Mes petits-enfants s’assoient parfois avec moi et me regardent jouer. L’enfant de 7 ans peut maintenant déplacer mon personnage sur l’écran à l’aide de la souris et aime souvent discuter en jeu avec mes membres, et je ne peux pas nier que cela me fait sourire à chaque fois.
Malgré le fait qu’Ultima Online soit un jeu, il est parfois conduit aux larmes. J’ai perdu un ami de 10 ans, un ami de la vraie vie, un meilleur ami, à cause d’une dispute au sujet d’une décision que j’ai prise dans le jeu.
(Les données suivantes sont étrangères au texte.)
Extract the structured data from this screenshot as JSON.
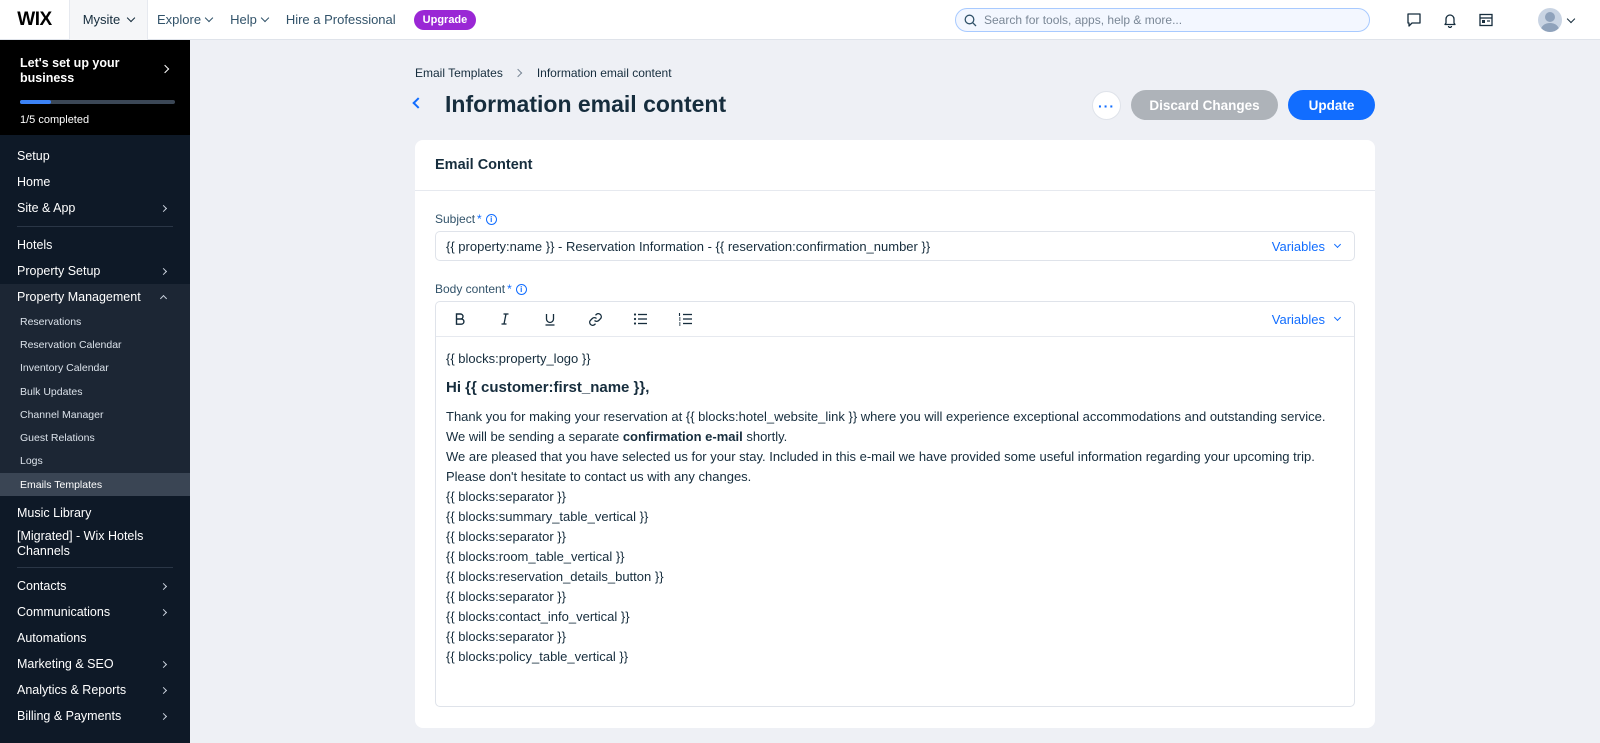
{
  "topbar": {
    "logo": "WIX",
    "site": "Mysite",
    "nav": [
      "Explore",
      "Help"
    ],
    "hire": "Hire a Professional",
    "upgrade": "Upgrade",
    "search_placeholder": "Search for tools, apps, help & more..."
  },
  "sidebar": {
    "setup_title": "Let's set up your business",
    "setup_progress": "1/5 completed",
    "setup_fraction": 0.2,
    "group1": [
      "Setup",
      "Home",
      "Site & App"
    ],
    "group2_top": [
      "Hotels",
      "Property Setup",
      "Property Management"
    ],
    "property_management_items": [
      "Reservations",
      "Reservation Calendar",
      "Inventory Calendar",
      "Bulk Updates",
      "Channel Manager",
      "Guest Relations",
      "Logs",
      "Emails Templates"
    ],
    "group2_bottom": [
      "Music Library",
      "[Migrated] - Wix Hotels Channels"
    ],
    "group3": [
      "Contacts",
      "Communications",
      "Automations",
      "Marketing & SEO",
      "Analytics & Reports",
      "Billing & Payments"
    ]
  },
  "breadcrumb": {
    "parent": "Email Templates",
    "current": "Information email content"
  },
  "page": {
    "title": "Information email content",
    "more": "···",
    "discard": "Discard Changes",
    "update": "Update"
  },
  "card": {
    "header": "Email Content",
    "subject_label": "Subject",
    "required": "*",
    "info": "i",
    "subject_value": "{{ property:name }} - Reservation Information - {{ reservation:confirmation_number }}",
    "variables": "Variables",
    "body_label": "Body content"
  },
  "body": {
    "logo_block": "{{ blocks:property_logo }}",
    "greeting": "Hi {{ customer:first_name }},",
    "p1": "Thank you for making your reservation at {{ blocks:hotel_website_link }} where you will experience exceptional accommodations and outstanding service.",
    "p2_before": "We will be sending a separate ",
    "p2_bold": "confirmation e-mail",
    "p2_after": " shortly.",
    "p3": "We are pleased that you have selected us for your stay. Included in this e-mail we have provided some useful information regarding your upcoming trip. Please don't hesitate to contact us with any changes.",
    "blocks": [
      "{{ blocks:separator }}",
      "{{ blocks:summary_table_vertical }}",
      "{{ blocks:separator }}",
      "{{ blocks:room_table_vertical }}",
      "{{ blocks:reservation_details_button }}",
      "{{ blocks:separator }}",
      "{{ blocks:contact_info_vertical }}",
      "{{ blocks:separator }}",
      "{{ blocks:policy_table_vertical }}"
    ]
  },
  "colors": {
    "accent": "#116dff",
    "upgrade": "#9a27d5",
    "sidebar": "#0e1927",
    "discard": "#aeb3b9"
  }
}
Il y a des moments où je choisis ma guilde plutôt que la vie en dehors de l’ordinateur. J’ai annulé des engagements sociaux parce qu’un événement de guilde était prévu ce soir-là. J’ai appelé malade quand j’ai fini par rester debout trop tard face à un membre ou simplement m’amuser trop. Je le fais parce que j’aime ça, et parce que je me suis engagé auprès de plus de 100 personnes et je prends cela au sérieux.
Ultima Online occupe une place importante dans ma vie depuis près de 20 ans maintenant. Cela nous a donné, à moi et à mon fils, quelque chose avec lequel se connecter pendant son adolescence, lorsque la plupart des parents donnaient leur bras droit pour avoir quelque chose en commun avec leur adolescent. Nous assistions à des foires de la Renaissance et comparions les choses que nous avons vues aux objets du jeu et nous nous sentions, pendant quelques heures, comme si nous vivions UO.
Mes deux filles ont joué un peu aussi bien, mais jamais dans la mesure où mon fils et moi l’avons fait. Ils se réfèrent toujours à l’UO comme « ce jeu », comme le font encore de nombreux conjoints. Mais ils comprennent. Mon fils et moi jouons toujours ensemble parfois, même s’il saute d’un match à l’autre au fur et à mesure qu’ils sortent.
L’avenir d’Ultima Online Forever est inconnu. L’éclat pourrait tomber aujourd’hui ou il pourrait continuer pendant encore cinq ans. J’ai pensé à prendre ma retraite en tant que GM, mais personne ne semble vouloir le poste. Je comprends pourquoi. Il y a des jours où je me demande pourquoi je le fais. Je n’ai pas de vraie réponse, à part que c’est quelque chose que j’aime faire et plus encore, j’aime les amitiés que j’ai nouées. Cela me donne un endroit pour m’échapper quelques heures après une longue journée.
En UO, je suis toujours jeune et belle. Je m’appelle Skye Wolfbane et je suis gouverneur de la Ville libre de Trinsic. Mais l’âge et l’expérience m’ont aidé à être un GM réussi. La patience est l’exigence numéro un de l’emploi. Donc, tant que l’UOF est en ligne et que ma guilde a des citoyens en fonction de leur GM, je continuerai à travailler mon deuxième emploi. J’espère juste que ma future maison de retraite a Internet décent.